Optimize mp4 parse times, and avoid duplicating their RAM use

rerun-io / rerun

Visualize streams of multimodal data. Fast, easy to use, and simple to integrate. Built in Rust using egui.

https://rerun.io/

Apache License 2.0

6.43k stars 312 forks source link

Optimize mp4 parse times, and avoid duplicating their RAM use #7481

Open Wumpf opened 4 weeks ago

Wumpf commented 4 weeks ago

Right now we effectively hold an mp4 blob at least twice: Raw in the (arrow) store and then again upon parsing in our mp4 object. All larger pieces should just be pointers back to the raw blob in order to conserve memory.

Also general cleanup of mp4 crate is in order, this is a good opportunity.

This won't fly for streaming mp4 easily, but for full mp4 it should be doable to do indices into the blob.

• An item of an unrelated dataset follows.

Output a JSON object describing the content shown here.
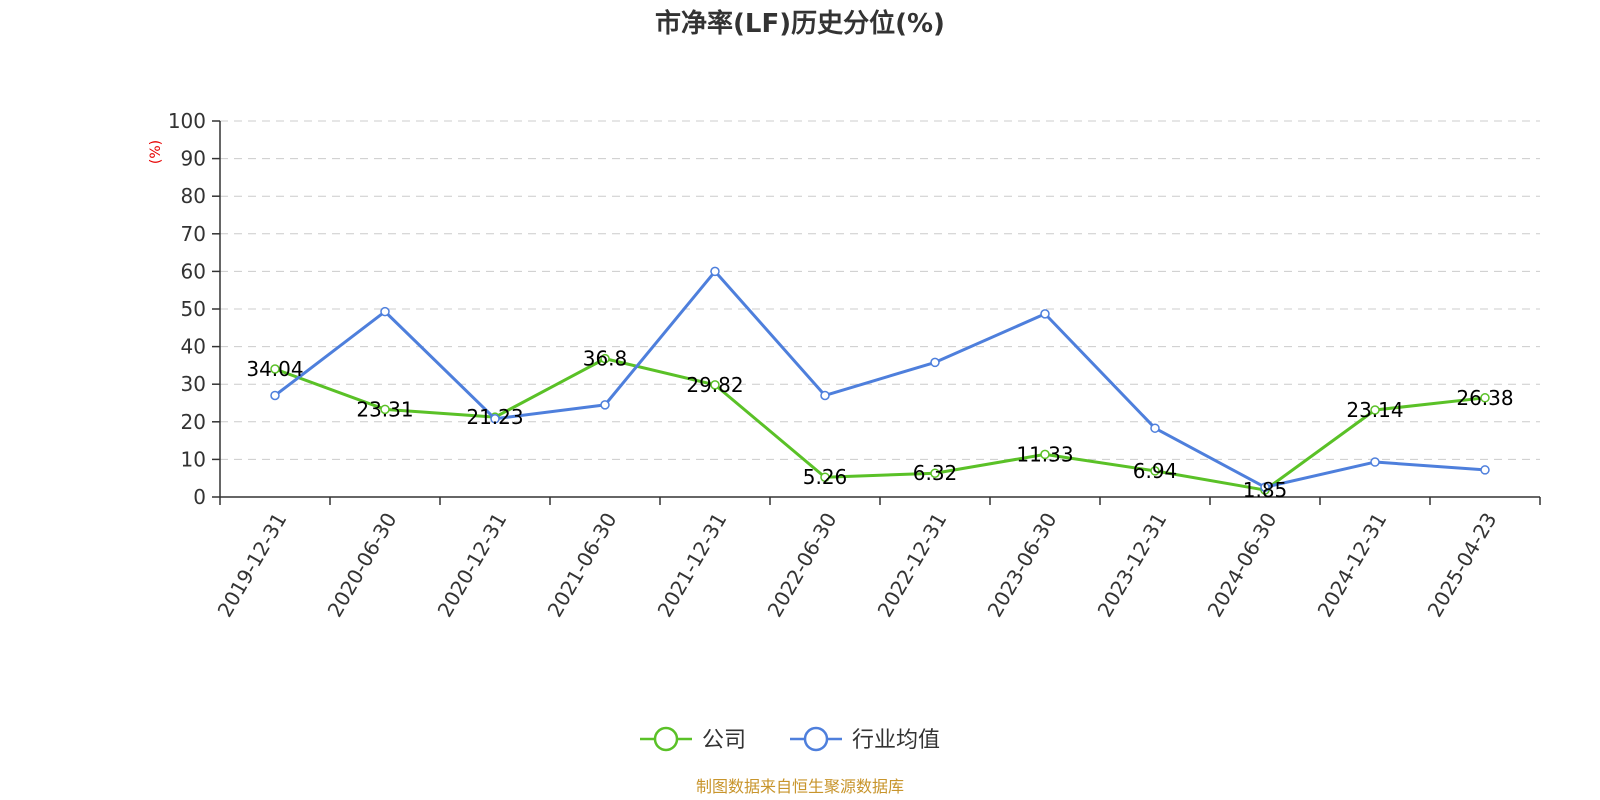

emilk commented 4 weeks ago

Does arrow bottom out in https://crates.io/crates/bytes ? That would be useful for storing RC-counted references across crates.

Otherwise we have to consider a few different alternatives:

re_mp4 uses bytes: Range<usize> instead of Vec<u8>
re_mp4 has some sort of trait ByteSource with a Box<dyn ByteSource> that we then implement for Blob
???

emilk commented 2 weeks ago

I think the best path forward is to change re_mp4 to store byte ranges (Range<usize>) rather than the raw bytes, and then have re_video (or re_renderer) have some sort of trait ByteSource { fn read(&self, bytes: Range<usize>) -> Option<Vec<u8>> } that we then can wrap around a Blob.

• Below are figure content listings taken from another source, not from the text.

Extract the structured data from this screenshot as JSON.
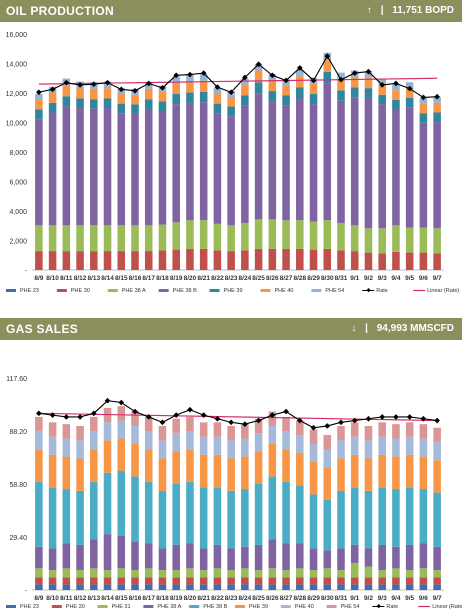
{
  "colors": {
    "header_bg": "#8a8f5c",
    "rate_line": "#000000",
    "trend_line": "#d1306e"
  },
  "oil_panel": {
    "title": "OIL PRODUCTION",
    "arrow": "↑",
    "separator": "|",
    "value_text": "11,751 BOPD",
    "arrow_icon": "arrow-up"
  },
  "gas_panel": {
    "title": "GAS SALES",
    "arrow": "↓",
    "separator": "|",
    "value_text": "94,993 MMSCFD",
    "arrow_icon": "arrow-down"
  },
  "chart_data": [
    {
      "type": "bar",
      "stacked": true,
      "title": "",
      "xlabel": "",
      "ylabel": "",
      "ylim": [
        0,
        16000
      ],
      "yticks": [
        {
          "v": 0,
          "label": "-"
        },
        {
          "v": 2000,
          "label": "2,000"
        },
        {
          "v": 4000,
          "label": "4,000"
        },
        {
          "v": 6000,
          "label": "6,000"
        },
        {
          "v": 8000,
          "label": "8,000"
        },
        {
          "v": 10000,
          "label": "10,000"
        },
        {
          "v": 12000,
          "label": "12,000"
        },
        {
          "v": 14000,
          "label": "14,000"
        },
        {
          "v": 16000,
          "label": "16,000"
        }
      ],
      "grid": false,
      "legend_position": "bottom",
      "categories": [
        "8/9",
        "8/10",
        "8/11",
        "8/12",
        "8/13",
        "8/14",
        "8/15",
        "8/16",
        "8/17",
        "8/18",
        "8/19",
        "8/20",
        "8/21",
        "8/22",
        "8/23",
        "8/24",
        "8/25",
        "8/26",
        "8/27",
        "8/28",
        "8/29",
        "8/30",
        "8/31",
        "9/1",
        "9/2",
        "9/3",
        "9/4",
        "9/5",
        "9/6",
        "9/7"
      ],
      "series": [
        {
          "name": "PHE 23",
          "color": "#3d6eb4",
          "values": [
            30,
            30,
            30,
            30,
            30,
            30,
            30,
            30,
            30,
            30,
            30,
            30,
            30,
            30,
            30,
            30,
            30,
            30,
            30,
            30,
            30,
            30,
            30,
            30,
            30,
            30,
            30,
            30,
            30,
            30
          ]
        },
        {
          "name": "PHE 30",
          "color": "#c0504d",
          "values": [
            1250,
            1250,
            1250,
            1250,
            1250,
            1250,
            1250,
            1250,
            1250,
            1300,
            1350,
            1400,
            1400,
            1300,
            1250,
            1300,
            1400,
            1400,
            1400,
            1400,
            1350,
            1400,
            1300,
            1250,
            1150,
            1100,
            1200,
            1150,
            1150,
            1100
          ]
        },
        {
          "name": "PHE 38 A",
          "color": "#9bbb59",
          "values": [
            1750,
            1750,
            1750,
            1750,
            1750,
            1750,
            1750,
            1750,
            1750,
            1750,
            1850,
            1950,
            1950,
            1800,
            1750,
            1850,
            2000,
            2000,
            1950,
            1950,
            1900,
            1950,
            1850,
            1750,
            1650,
            1700,
            1800,
            1700,
            1700,
            1700
          ]
        },
        {
          "name": "PHE 38 B",
          "color": "#8064a2",
          "values": [
            7200,
            7650,
            8050,
            7950,
            7900,
            7950,
            7600,
            7550,
            7850,
            7700,
            8000,
            7950,
            8000,
            7500,
            7400,
            7950,
            8550,
            8000,
            7750,
            8250,
            7950,
            9250,
            8300,
            8650,
            8800,
            8400,
            7850,
            8150,
            7100,
            7200
          ]
        },
        {
          "name": "PHE 39",
          "color": "#31859c",
          "values": [
            650,
            650,
            700,
            650,
            650,
            650,
            650,
            650,
            700,
            650,
            700,
            700,
            700,
            650,
            650,
            700,
            750,
            700,
            700,
            750,
            700,
            800,
            700,
            700,
            700,
            650,
            650,
            650,
            650,
            650
          ]
        },
        {
          "name": "PHE 40",
          "color": "#f79646",
          "values": [
            650,
            700,
            700,
            700,
            700,
            700,
            650,
            650,
            700,
            650,
            750,
            750,
            750,
            650,
            650,
            750,
            800,
            750,
            700,
            750,
            700,
            800,
            750,
            700,
            700,
            650,
            650,
            650,
            650,
            650
          ]
        },
        {
          "name": "PHE 54",
          "color": "#95b3d7",
          "values": [
            400,
            400,
            500,
            450,
            450,
            450,
            400,
            400,
            450,
            400,
            450,
            450,
            450,
            400,
            400,
            400,
            450,
            400,
            400,
            450,
            400,
            500,
            450,
            450,
            450,
            450,
            400,
            400,
            400,
            400
          ]
        }
      ],
      "rate": {
        "name": "Rate",
        "values": [
          12050,
          12250,
          12700,
          12550,
          12600,
          12700,
          12250,
          12150,
          12650,
          12350,
          13200,
          13250,
          13350,
          12400,
          12050,
          13050,
          13950,
          13200,
          12850,
          13700,
          12850,
          14500,
          12900,
          13350,
          13450,
          12550,
          12650,
          12300,
          11700,
          11750
        ]
      },
      "trend": {
        "name": "Linear (Rate)",
        "start": 12600,
        "end": 13000
      }
    },
    {
      "type": "bar",
      "stacked": true,
      "title": "",
      "xlabel": "",
      "ylabel": "",
      "ylim": [
        0,
        117.6
      ],
      "yticks": [
        {
          "v": 0,
          "label": "-"
        },
        {
          "v": 29.4,
          "label": "29.40"
        },
        {
          "v": 58.8,
          "label": "58.80"
        },
        {
          "v": 88.2,
          "label": "88.20"
        },
        {
          "v": 117.6,
          "label": "117.60"
        }
      ],
      "grid": false,
      "legend_position": "bottom",
      "categories": [
        "8/9",
        "8/10",
        "8/11",
        "8/12",
        "8/13",
        "8/14",
        "8/15",
        "8/16",
        "8/17",
        "8/18",
        "8/19",
        "8/20",
        "8/21",
        "8/22",
        "8/23",
        "8/24",
        "8/25",
        "8/26",
        "8/27",
        "8/28",
        "8/29",
        "8/30",
        "8/31",
        "9/1",
        "9/2",
        "9/3",
        "9/4",
        "9/5",
        "9/6",
        "9/7"
      ],
      "series": [
        {
          "name": "PHE 23",
          "color": "#3d6eb4",
          "values": [
            3,
            3,
            3,
            3,
            3,
            3,
            3,
            3,
            3,
            3,
            3,
            3,
            3,
            3,
            3,
            3,
            3,
            3,
            3,
            3,
            3,
            3,
            3,
            3,
            3,
            3,
            3,
            3,
            3,
            3
          ]
        },
        {
          "name": "PHE 30",
          "color": "#c0504d",
          "values": [
            4,
            4,
            4,
            4,
            4,
            4,
            4,
            4,
            4,
            4,
            4,
            4,
            4,
            4,
            4,
            4,
            4,
            4,
            4,
            4,
            4,
            4,
            4,
            4,
            4,
            4,
            4,
            4,
            4,
            4
          ]
        },
        {
          "name": "PHE 31",
          "color": "#9bbb59",
          "values": [
            5,
            4,
            5,
            4,
            5,
            4,
            5,
            4,
            5,
            4,
            4,
            5,
            4,
            5,
            4,
            5,
            4,
            5,
            4,
            5,
            4,
            5,
            4,
            8,
            6,
            4,
            5,
            4,
            5,
            4
          ]
        },
        {
          "name": "PHE 38 A",
          "color": "#8064a2",
          "values": [
            12,
            12,
            14,
            14,
            16,
            20,
            18,
            16,
            14,
            12,
            14,
            14,
            12,
            13,
            12,
            12,
            14,
            16,
            15,
            14,
            12,
            10,
            12,
            10,
            10,
            14,
            12,
            14,
            14,
            13
          ]
        },
        {
          "name": "PHE 38 B",
          "color": "#4bacc6",
          "values": [
            36,
            34,
            30,
            30,
            32,
            34,
            36,
            36,
            34,
            32,
            34,
            34,
            34,
            32,
            32,
            32,
            34,
            35,
            34,
            32,
            30,
            28,
            32,
            32,
            32,
            32,
            32,
            32,
            30,
            30
          ]
        },
        {
          "name": "PHE 39",
          "color": "#f79646",
          "values": [
            18,
            18,
            18,
            18,
            18,
            18,
            18,
            18,
            18,
            18,
            18,
            18,
            18,
            18,
            18,
            18,
            18,
            18,
            18,
            18,
            18,
            18,
            18,
            18,
            18,
            18,
            18,
            18,
            18,
            18
          ]
        },
        {
          "name": "PHE 40",
          "color": "#a5b9db",
          "values": [
            10,
            10,
            10,
            10,
            10,
            10,
            10,
            10,
            10,
            10,
            10,
            10,
            10,
            10,
            10,
            10,
            10,
            10,
            10,
            10,
            10,
            10,
            10,
            10,
            10,
            10,
            10,
            10,
            10,
            10
          ]
        },
        {
          "name": "PHE 54",
          "color": "#d99694",
          "values": [
            8,
            8,
            8,
            8,
            8,
            8,
            8,
            8,
            8,
            8,
            8,
            8,
            8,
            8,
            8,
            8,
            8,
            8,
            8,
            8,
            8,
            8,
            8,
            8,
            8,
            8,
            8,
            8,
            8,
            8
          ]
        }
      ],
      "rate": {
        "name": "Rate",
        "values": [
          98,
          97,
          96,
          96,
          98,
          105,
          104,
          99,
          96,
          93,
          97,
          100,
          97,
          95,
          93,
          92,
          94,
          97,
          99,
          94,
          90,
          91,
          93,
          94,
          95,
          96,
          96,
          96,
          95,
          94
        ]
      },
      "trend": {
        "name": "Linear (Rate)",
        "start": 98,
        "end": 94
      }
    }
  ]
}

It should be less than a days worth of work.

emilk commented 1 day ago

The vast majority of the time used by Mp4::read is allocating memory for each sample (see https://github.com/rerun-io/re_mp4/pull/11). If we instead store byte ranges, all that goes away. This mean this issue is also about vastly optimizing video load times (which can easily be hundreds of milliseconds, atm).

Related: https://github.com/rerun-io/rerun/pull/7850

jprochazk commented 5 hours ago

Even after https://github.com/rerun-io/rerun/pull/7860 we still copy video data for each sample. But Blob is a Arc<Vec<u8>> internally, so we should be able to avoid that as well. The decoder could receive a sub-slice of the Blob instead of copying the data to its own Vec. For web, it's possible to give the JS video APIs a direct reference to Wasm's linear memory, using the unsafe Uint8Array::view, which means constructing the EncodedVideoChunk will not require a copy either.